Brave, bold India take control


It was was one heck of a day of Test match cricket as India fought hard with the bat and will fancy their chances of victory on the fourth day if indeed there is one after the players were taken off after Dean Elgar was hit on the helmet by a ball that reared off a length near the end of the third day in Johannesburg.

India are in the driving seat as South Africa are 17 for 1 at stumps on the third day as they go about the unenviable task of chasing 241 on what is probably the most dangerous cricket pitch served up in South Africa since the days of uncovered wickets.

The match might be abandoned due to the severity of the danger of batting on it.

India managed a commendable 247 all out on a day where the unpredictable and vicious bounce dominated conversations around the Wanderers and the physios spent more time at the middle than many batsmen as the effectiveness of batting gloves went through some rigorous safety standards testing.

India began the day on 49 for 1 but lost two wickets very early in the morning and South Africa would have fancied their chances when the visitors slumped to 57 for three and the sound of bat on ball was a rarity.

But Virat Kohli (41 off 79 balls) and Murali Vijay (25 off 127 balls) staved off the persistent advances of South Africa’s five seamers and put together 53 very valuable runs.

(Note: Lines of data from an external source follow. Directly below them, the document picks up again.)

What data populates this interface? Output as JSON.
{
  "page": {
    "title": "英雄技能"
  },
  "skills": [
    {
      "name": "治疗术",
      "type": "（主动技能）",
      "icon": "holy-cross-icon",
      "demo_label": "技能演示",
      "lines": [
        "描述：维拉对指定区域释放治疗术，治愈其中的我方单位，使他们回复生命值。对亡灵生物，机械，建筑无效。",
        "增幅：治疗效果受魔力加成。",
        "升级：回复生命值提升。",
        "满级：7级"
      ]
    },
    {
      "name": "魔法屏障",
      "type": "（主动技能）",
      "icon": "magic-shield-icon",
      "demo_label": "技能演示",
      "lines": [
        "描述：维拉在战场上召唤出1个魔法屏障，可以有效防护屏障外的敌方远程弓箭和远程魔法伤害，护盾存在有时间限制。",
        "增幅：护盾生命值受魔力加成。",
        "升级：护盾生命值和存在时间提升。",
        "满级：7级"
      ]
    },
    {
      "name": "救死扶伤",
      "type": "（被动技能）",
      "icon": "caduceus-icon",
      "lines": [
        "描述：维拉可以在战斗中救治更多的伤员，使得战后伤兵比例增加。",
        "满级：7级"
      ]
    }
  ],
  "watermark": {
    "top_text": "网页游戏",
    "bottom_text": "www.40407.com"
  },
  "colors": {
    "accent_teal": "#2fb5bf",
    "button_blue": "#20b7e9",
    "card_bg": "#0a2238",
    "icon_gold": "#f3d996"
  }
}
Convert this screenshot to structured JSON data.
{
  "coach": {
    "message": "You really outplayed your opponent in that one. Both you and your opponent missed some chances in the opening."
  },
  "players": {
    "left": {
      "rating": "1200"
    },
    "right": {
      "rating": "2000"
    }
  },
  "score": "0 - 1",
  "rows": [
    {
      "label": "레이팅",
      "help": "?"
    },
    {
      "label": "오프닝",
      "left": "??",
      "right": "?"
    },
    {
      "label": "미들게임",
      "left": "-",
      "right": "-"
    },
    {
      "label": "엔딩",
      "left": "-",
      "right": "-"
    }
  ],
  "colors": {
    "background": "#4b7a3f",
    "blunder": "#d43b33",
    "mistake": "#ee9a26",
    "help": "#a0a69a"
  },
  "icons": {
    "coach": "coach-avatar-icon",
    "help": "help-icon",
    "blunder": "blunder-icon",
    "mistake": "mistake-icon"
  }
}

Vijay deserves to be honoured with a medal for bravery on this fine day, which incidentally is Republic Day in India, as he was struck no fewer than five times by the red cherry – indeed he can be proud of the bruises than accompany such music.

Both batsmen were out bowled by magical balls from Kagiso Rabada (3-69) and Hardik Pandya (4) fell to a brilliant caught and bowled by the same bowler soon afterwards.

Ajinkya Rahane (48 off 68 balls) and Bhuvneshwar Kumar (33 off 76 balls) picked up the baton and knocked up 59 runs for the seventh wicket in a partnership that frustrated South Africa’s bowlers and meant that the home side would be chasing over 200.

Two drops of regulation catches did not help South Africa and a run-a-ball 27 from number-nine batsman Mohammed Shami helped take India to 247 all out.

Vernon Philander (3-61) and Morne Morkel (3-47) each took three wickets along with Rabada but the Proteas will be unhappy with their performance in the field where they very much seemed to take their foot off the pedal.

The pitch had played better with the old ball and it came as a surprise that Faf du Plessis called for the heavy roller at the change of innings.

The combination of a harder pitch (and cracks) and a shiny new ball was always going to be a recipe for trouble and it came as no surprise that the ball was back to its extraordinary misbehaving ways when South Africa put the pads on.

It did not take long before Shami (1-7) found Aiden Markram’s (4) edge and the concept of chasing 241 on this wicket was put in perspective by the sheer difficulty of judging how any given ball might bounce.

When Elgar was hit on the body for the fourth time (in 32 deliveries), the umpires converged to chat about whether the game should go on.

This time the match referee jogged out for a chat and with 15 scheduled minutes of play remaining, the players were taken off the field.

It seemed likely that the match would be abandoned, which is such a rarity that it has actually only every happened once because of a dangerous wicket. That Test was at Sabina Park in Jamaica almost exactly 20 years ago.

Some pundits went so far as to say that this is the worst Test match pitch that they have ever seen but India and the mighty BCCI will feel aggrieved if this match is called off now that they are in the pound seats. Of course they will point out that they just scored 247 runs on it…

Oh the drama. As no decision was made at the time or at Stumps, it seems likely that the show will go on at 10am tomorrow, Saturday, at the Wanderers. And to think that some people believe Test match cricket is boring!